背景:最近,我们报道了他莫昔芬耐药(TAM-R)乳腺癌细胞对辐照具有交叉耐药性。在此,我们研究了他莫昔芬诱导放射抗性的相关机制,旨在预防或逆转抗性,改善乳腺癌治疗:方法:使用 Seahorse 代谢分析仪分析野生型 ERα 阳性 MCF7 和 ERα 阴性 MDA-MB-231 乳腺癌细胞及其 TAM-R 对应细胞的细胞代谢。还测定了实时 ROS 生成、毒性以及对 H2O2、他莫昔芬和辐照的抗氧化能力。对 28 名乳腺癌患者短期手术前他莫昔芬治疗前后的肿瘤材料(ClinicalTrials.gov Identifier:NCT00738777,2008 年 8 月 19 日)和细胞材料进行了 NRF2 基因表达和免疫组化分析。通过药理抑制作用确定了 TAM-R 细胞对辐照的再敏感性:结果:TAM-R细胞的耗氧量降低,糖酵解增加,表明线粒体功能障碍。然而,这并不能解释放射抗性,因为没有线粒体的细胞(Rho-0)实际上对放射更敏感。他莫昔芬和 H2O2 暴露后的实时 ROS 测量表明,TAM-R 细胞的 ROS 水平和毒性较低。同样,TAM-R 细胞中的抗氧化剂水平也更高,从而提供了对辐照诱导的 ROS 的保护。抗氧化反应的主要激活剂 NRF2 在 TAM-R 细胞和接受短期术前他莫昔芬治疗的患者的肿瘤组织中有所增加。抑制NRF2可使TAM-R细胞对辐照重新敏感:结论:他莫昔芬诱导放射抗性的机制与细胞对持续增加的 ROS 水平的适应有关,这导致细胞的抗氧化能力和糖酵解能力长期处于上调状态。药物抑制抗氧化反应可使乳腺癌细胞对辐照重新敏感。
本文章由计算机程序翻译,如有差异,请以英文原文为准。

Tamoxifen induces radioresistance through NRF2-mediated metabolic reprogramming in breast cancer.

Tamoxifen induces radioresistance through NRF2-mediated metabolic reprogramming in breast cancer.

Tamoxifen induces radioresistance through NRF2-mediated metabolic reprogramming in breast cancer.

Tamoxifen induces radioresistance through NRF2-mediated metabolic reprogramming in breast cancer.

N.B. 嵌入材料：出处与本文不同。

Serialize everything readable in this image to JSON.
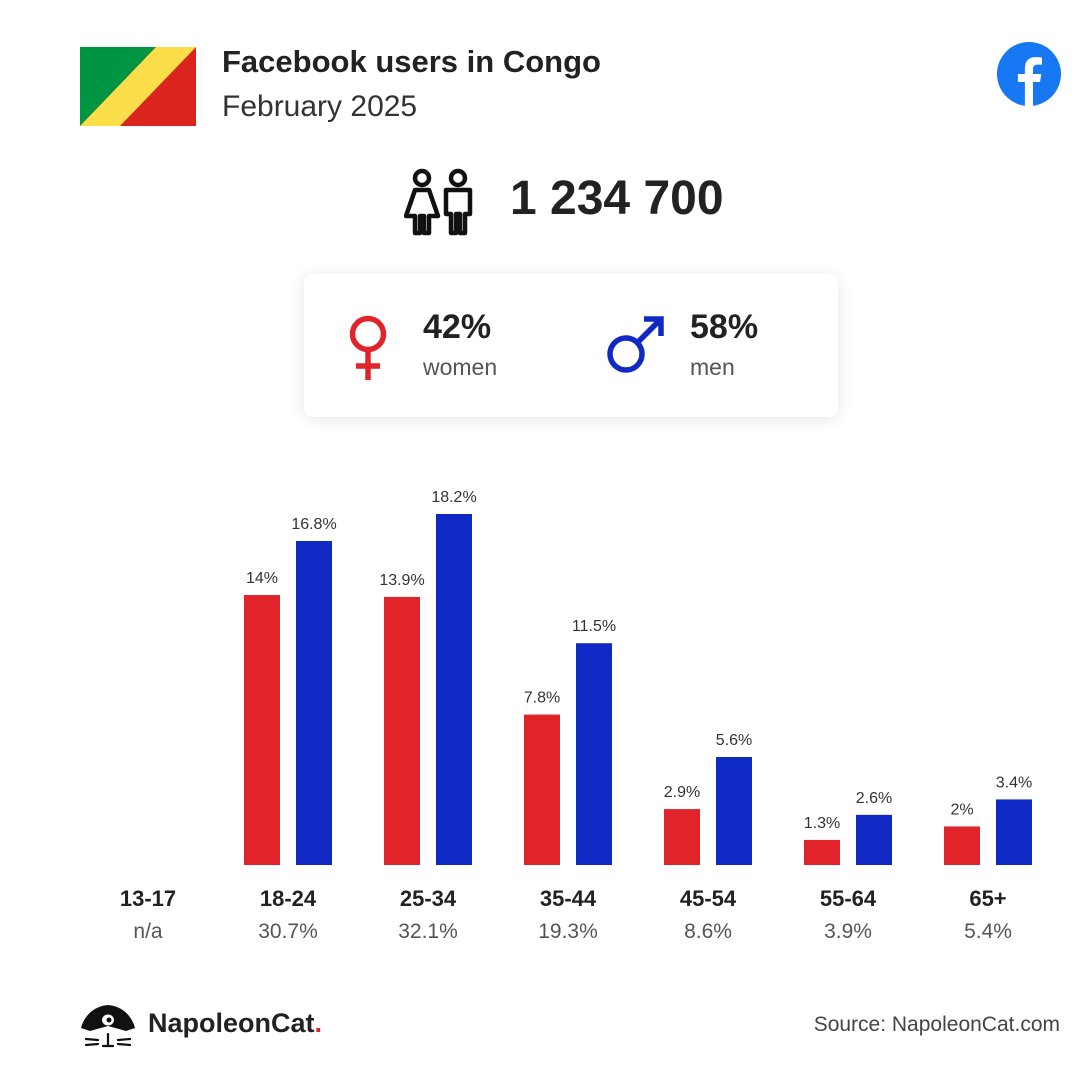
{
  "header": {
    "title": "Facebook users in Congo",
    "subtitle": "February 2025"
  },
  "total_users": "1 234 700",
  "gender": {
    "female": {
      "pct": "42%",
      "label": "women"
    },
    "male": {
      "pct": "58%",
      "label": "men"
    }
  },
  "colors": {
    "women": "#e0242a",
    "men": "#1029c4",
    "facebook": "#1877f2"
  },
  "chart_data": {
    "type": "bar",
    "categories": [
      "13-17",
      "18-24",
      "25-34",
      "35-44",
      "45-54",
      "55-64",
      "65+"
    ],
    "category_totals": [
      "n/a",
      "30.7%",
      "32.1%",
      "19.3%",
      "8.6%",
      "3.9%",
      "5.4%"
    ],
    "series": [
      {
        "name": "women",
        "values": [
          null,
          14,
          13.9,
          7.8,
          2.9,
          1.3,
          2
        ],
        "labels": [
          "",
          "14%",
          "13.9%",
          "7.8%",
          "2.9%",
          "1.3%",
          "2%"
        ]
      },
      {
        "name": "men",
        "values": [
          null,
          16.8,
          18.2,
          11.5,
          5.6,
          2.6,
          3.4
        ],
        "labels": [
          "",
          "16.8%",
          "18.2%",
          "11.5%",
          "5.6%",
          "2.6%",
          "3.4%"
        ]
      }
    ],
    "ylim": [
      0,
      18.2
    ],
    "grid": false
  },
  "footer": {
    "brand": "NapoleonCat",
    "brand_dot": ".",
    "source": "Source: NapoleonCat.com"
  }
}
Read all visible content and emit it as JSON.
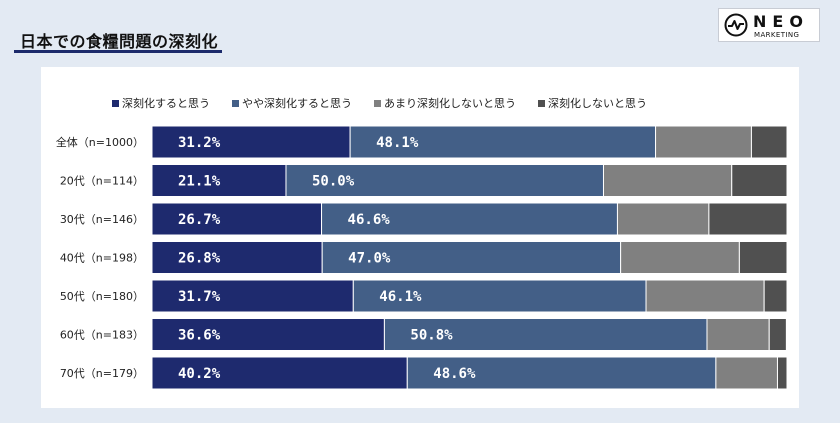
{
  "page": {
    "title": "日本での食糧問題の深刻化"
  },
  "logo": {
    "main": "NEO",
    "sub": "MARKETING"
  },
  "chart_data": {
    "type": "bar",
    "orientation": "horizontal",
    "stacked": true,
    "categories": [
      "全体（n=1000）",
      "20代（n=114）",
      "30代（n=146）",
      "40代（n=198）",
      "50代（n=180）",
      "60代（n=183）",
      "70代（n=179）"
    ],
    "series": [
      {
        "name": "深刻化すると思う",
        "color": "#1e2a6e",
        "values": [
          31.2,
          21.1,
          26.7,
          26.8,
          31.7,
          36.6,
          40.2
        ],
        "labels": [
          "31.2%",
          "21.1%",
          "26.7%",
          "26.8%",
          "31.7%",
          "36.6%",
          "40.2%"
        ]
      },
      {
        "name": "やや深刻化すると思う",
        "color": "#435f87",
        "values": [
          48.1,
          50.0,
          46.6,
          47.0,
          46.1,
          50.8,
          48.6
        ],
        "labels": [
          "48.1%",
          "50.0%",
          "46.6%",
          "47.0%",
          "46.1%",
          "50.8%",
          "48.6%"
        ]
      },
      {
        "name": "あまり深刻化しないと思う",
        "color": "#808080",
        "values": [
          15.1,
          20.2,
          14.4,
          18.7,
          18.6,
          9.8,
          9.7
        ]
      },
      {
        "name": "深刻化しないと思う",
        "color": "#505050",
        "values": [
          5.6,
          8.7,
          12.3,
          7.5,
          3.6,
          2.7,
          1.5
        ]
      }
    ],
    "xlim": [
      0,
      100
    ],
    "legend": "top",
    "grid": false
  }
}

Background: Recently, we reported that tamoxifen-resistant (TAM-R) breast cancer cells are cross-resistant to irradiation. Here, we investigated the mechanisms associated with tamoxifen-induced radioresistance, aiming to prevent or reverse resistance and improve breast cancer treatment.

Methods: Wild-type ERα-positive MCF7 and ERα-negative MDA-MB-231 breast cancer cells and their TAM-R counterparts were analyzed for cellular metabolism using the Seahorse metabolic analyzer. Real-time ROS production, toxicity, and antioxidant capacity in response to H2O2, tamoxifen, and irradiation were determined. Tumor material from 28 breast cancer patients before and after short-term presurgical tamoxifen (ClinicalTrials.gov Identifier: NCT00738777, August 19, 2008) and cellular material was analyzed for NRF2 gene expression and immunohistochemistry. Re-sensitization of TAM-R cells to irradiation was established using pharmacological inhibition.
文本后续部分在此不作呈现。